Martin smirked. “Not your fault. So what’s going on out there? How bad?”
“Bad.” He shut his eyes and clasped his hands beneath his chin as if in prayer. But prayer was not something Jeff was familiar with. He glanced at Martin. “We’re fucked.”
Martin sat on the confined side of the bars, opposite Jeff. A place where the two had faced one another in a comfortable familiarity, shooting the shit or just playing cards. Jeff had one hell of a job. Until recently, it had been rather cushy.
“You still haven’t seen combat?”
“Combat?” Jeff snorted. “I’ll be lucky if they ever let me off base again. I’m just as trapped as you are.”
“Somehow I doubt that.”
Awkward silence fell as Jeff realized his gaffe.
He’d never wanted this assignment. He’d wanted to travel, wanted to have a life. His parents were dead, and he had no other family. Never married. He’d been the ideal choice for a job that normally meant secrecy and isolation. The army had promised he would be given a better assignment after two years, but that had turned into twenty.
“So what abou
t us? What happens now? To me and my family.”
Martin glanced over his shoulders into the shadows, as if his family stood behind him. They probably did, those stealthy fuckers. Jeff snorted. “I don’t know,” he said wearily, not caring much for what would happen to Martin and his family. Not anymore. Sick of playing tedious babysitting games.
“We have no chance in here.” Martin’s voice rose, growing more forceful with every word.
“I can’t let you go.”
Martin slammed his fists into the bars. “Goddamn you! We’ll die in here!”
“You know I can’t let you out. But I’ll think of something. You’ll be okay.”
“Bullshit,” Martin said, hands rattling the bars as if he’d be able to separate them. Jeff was grateful he couldn’t get out. “We’d be willing to take our chances out there along with everyone else. You can’t do this—” Silence again. Martin breathed deeply, clearly attempting composure. “We’re starving in here.”
“I said I’d think of something.”
“The news said prisons have been emptied.”
“They have, but—”
“There’s no reason to keep us here!”
“You know I can’t let you go.”
Martin yelled, kicked the bars. “Goddamn you. You’re killing us! We have to feed. We have a right to survive like anyone else!”

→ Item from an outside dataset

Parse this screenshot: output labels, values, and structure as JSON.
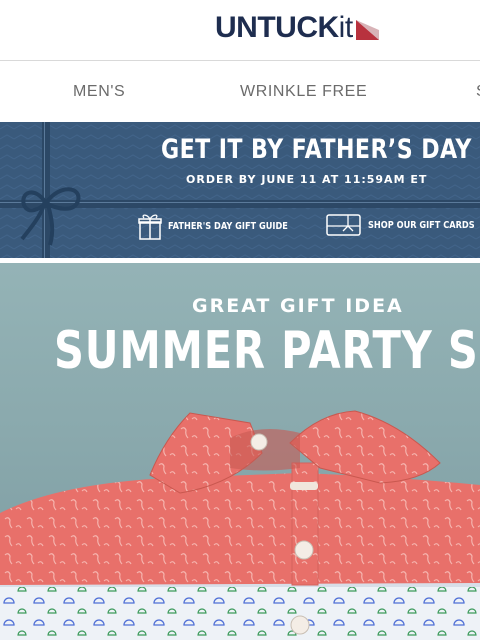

From the shadows in the back of the cave Martin’s family moved toward them. Jeff knew them all but didn’t feel like sticking around to continue this argument.
“I’m sorry,” he said, moving away. “I’ll find you some food. There’s nothing else I can do.” He quickly left, separating himself from the misery of the cavernous cell, not wanting to deal with Martin or his family.
He heard them shouting at him, yelling for him to come back. Mostly they were okay to deal with, pleasant enough. Mostly.
Few people knew about Martin and his family, as they referred to one another, though perhaps two of the seven were actually related. The military housed them, but only a handful knew what they were, why they were here. Jeff knew the army was great at keeping secrets.
He slammed the door and sat at his desk, dropping his head into his palms. Not only had he inherited the office from his father, he’d inherited the assignment.